La technique, la faible charge et la progression comptent davantage que la performance. Il vaut mieux réaliser peu de répétitions avec un mouvement propre que multiplier les séries en compensant avec le dos ou en forçant sur l’articulation. Une chaise, un mur ou une rampe peuvent fournir un appui rassurant au début.
Évitez de bloquer la respiration, de forcer dans une douleur aiguë ou d’augmenter trop vite le nombre de répétitions. Si un exercice déclenche un gonflement marqué, une sensation de blocage ou une douleur qui persiste, interrompez-le. Le sport ou la gymnastique adaptés à l’arthrose du genou doivent vous aider à retrouver de l’aisance, pas vous pousser à dépasser les signaux d’alerte.
Comment choisir une activité physique quand le genou est douloureux ?
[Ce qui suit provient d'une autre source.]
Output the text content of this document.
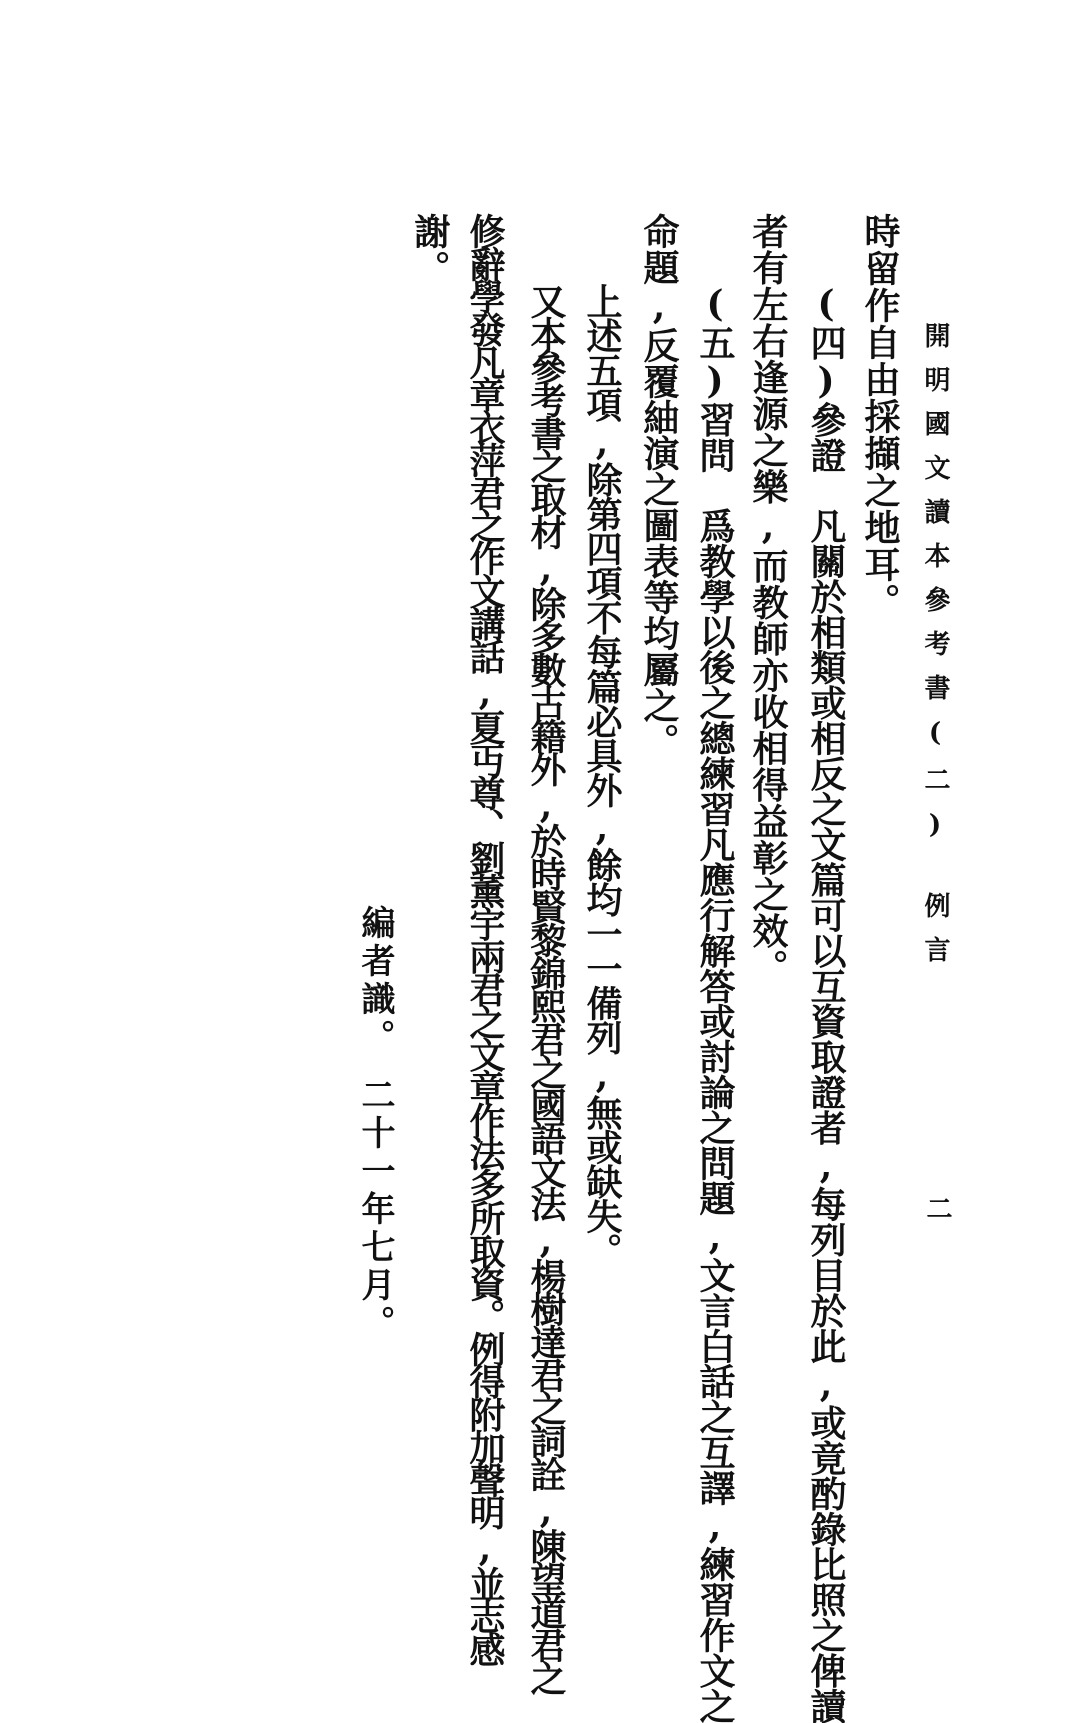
開明國文讀本參考書(二)例言
二
時留作自由採擷之地耳。
(四)參證　凡關於相類或相反之文篇可以互資取證者,每列目於此,或竟酌錄比照之俾讀
者有左右逢源之樂,而教師亦收相得益彰之效。
(五)習問　爲教學以後之總練習凡應行解答或討論之問題,文言白話之互譯,練習作文之
命題,反覆紬演之圖表等均屬之。
上述五項,除第四項不每篇必具外,餘均一一備列,無或缺失。
又本參考書之取材,除多數古籍外,於時賢黎錦熙君之國語文法,楊樹達君之詞詮,陳望道君之
修辭學發凡章衣萍君之作文講話,夏丏尊、劉薰宇兩君之文章作法多所取資。例得附加聲明,並志感
謝。
編者識。二十一年七月。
Choisir une activité physique avec un genou douloureux ne consiste pas à trouver le sport le plus facile, mais celui que vous pouvez pratiquer régulièrement sans aggraver vos symptômes. Le niveau de douleur, la mobilité, le gonflement, l’équilibre, le poids supporté par l’articulation et vos habitudes doivent guider votre choix.
Une activité adaptée doit vous permettre de bouger avec contrôle, sans douleur vive ni sensation d’instabilité. La marche sur terrain plat, le vélo à faible résistance, la natation, l’aquagym et la gymnastique douce sont souvent de bonnes options, mais votre genou peut réagir différemment de celui d’une autre personne. Il faut donc tester, observer et ajuster.
Pendant une période stable, vous pouvez entretenir une activité régulière en progressant lentement. Lors d’une poussée douloureuse, l’objectif change : il faut réduire les contraintes, conserver quelques mouvements doux et laisser le genou récupérer. Rester actif ne signifie pas maintenir le même rythme en toutes circonstances.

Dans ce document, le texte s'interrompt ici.